British brawn: McLaren's M838T turbocharged V8 powers all of its vehicles in varying states of tune, but a successor is on the way.

McLaren sticking with V8s and hybrids for now but future engines getting smaller

McLaren logo10 Apr 2015


MCLAREN'S first and only in-house developed engine will continue to power its models for the foreseeable future, but to conform with ever shifting emissions regulations, its future vehicles will use more hybrid technology and smaller engines.

Although the 3.8-litre V8 produces radically different outputs depending on the model it drives, the M838T has not drastically changed since its first appearance in the MP4-12C four years ago, but it will ultimately be replaced.

The British supercar-maker has engineered sufficient longevity into the turbocharged V8 to comply with emissions regulations for coming years, but says more hybrids and “not going back up to bigger engines” will secure its green future.

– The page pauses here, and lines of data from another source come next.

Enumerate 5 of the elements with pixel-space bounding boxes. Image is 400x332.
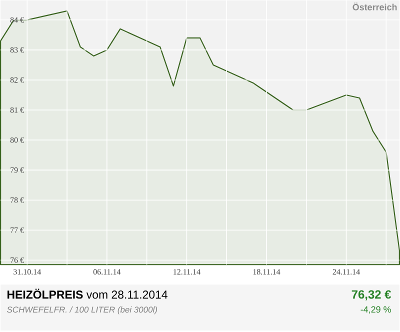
text: SCHWEFELFR. / 100 LITER (bei 3000l) (6, 306, 157, 314)
text: HEIZÖLPREIS vom 28.11.2014 (8, 288, 168, 298)
text: -4,29 % (360, 306, 391, 314)
annotation: Österreich (352, 2, 397, 10)
text: 76,32 € (352, 290, 392, 300)
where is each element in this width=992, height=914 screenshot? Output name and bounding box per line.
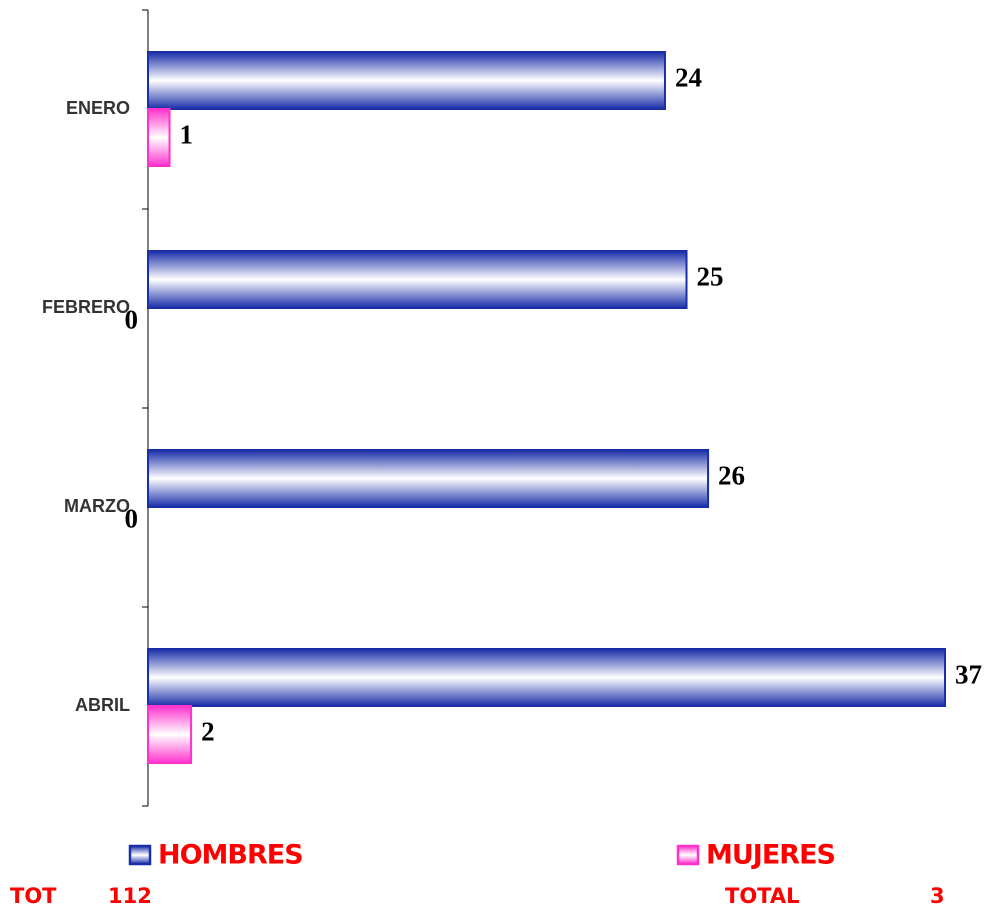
bar (147, 449, 710, 508)
data-label: 37 (955, 660, 982, 690)
bar (147, 51, 666, 110)
data-label: 25 (697, 262, 724, 292)
annotation: 112 (108, 884, 152, 908)
data-label: 0 (125, 305, 139, 335)
category-label: ABRIL (75, 695, 130, 715)
annotation: TOTAL (725, 884, 800, 908)
annotation: TOT (10, 884, 57, 908)
legend-label: MUJERES (706, 840, 835, 871)
data-label: 1 (180, 120, 194, 150)
data-label: 2 (201, 717, 215, 747)
category-label: FEBRERO (42, 297, 130, 317)
data-label: 0 (125, 504, 139, 534)
legend-label: HOMBRES (158, 840, 303, 871)
data-label: 26 (718, 461, 745, 491)
bar (147, 648, 946, 707)
annotation: 3 (930, 884, 945, 908)
bar (147, 108, 171, 167)
legend-swatch (128, 844, 152, 866)
bar (147, 705, 193, 764)
bar (147, 250, 688, 309)
category-label: MARZO (64, 496, 130, 516)
data-label: 24 (675, 63, 702, 93)
category-label: ENERO (66, 98, 130, 118)
legend-swatch (676, 844, 700, 866)
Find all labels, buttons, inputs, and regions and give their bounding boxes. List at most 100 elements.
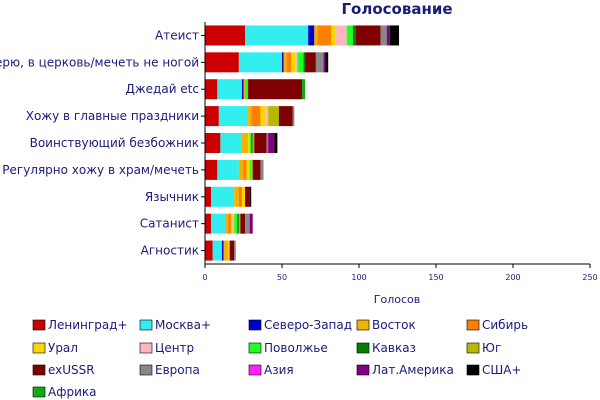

Speaking at the launch of its new Sports Series and the 570S in New York, McLaren special operations executive director Paul Mackenzie told GoAuto the next major powertrain development will see hybrid technology filter into models under the P1 flagship.

“The hybrid system in the P1 was a technology demonstrator,” he said. “What we have done is shown hybrid doesn't necessarily mean boring.

“It's very low volume and bloody expensive and at the moment that's not scalable down to our other vehicles, however, we now know the benefits of hybrid so fundamentally its part of our long-term strategy.

“It starts in Formula 1 and as the larger OEMs take it on board the prices start coming down as the volume increases. That's exactly where hybrid is and that's what we will be tapping into as well.”

Mr Mckenzie explained that while there were still advances to be made in the areas of motors and power control, power storage holds the greatest potential gains.

“Battery technology is where the real benefits are being seen and we are very much involved in that,” he said.

Beyond hybrid technology, McLaren is also looking to optimise internal combustion engine efficiency and, while the company couldn't reveal details, Mr Mackenzie did not rule out smaller engines.

“We are not going back up to the bigger engines,” he said. “We continue to investigate what is best moving forward. I cannot say but we are looking at everything.

“We are always very careful looking legislation and the CO2 legislation are quite interesting over the next period and our certification team presented a paper to the board a month ago talking about where different regions are and their CO2 emissions.

“CO2 will become more and more important and it's always got to be a part of our thinking.”

As the first engine developed by the company, the 3.8-litre twin-turbo V8 required significant investment and Mr Mackenzie said the “lightweight, small, fuel-efficient” forced-induction unit was performing well with “lots o power”.

But McLaren's press officer Adam Gron confirmed the company was already looking at a successor.

“Sooner or later we will be working on a new powertrain,” he said.

McLaren's freshly unveiled 570S kicks-off the eagerly awaited Sports Series and is also powered by the turbo eight cylinder, as is the forthcoming 540C that will break cover at the Auto Shanghai show later this month.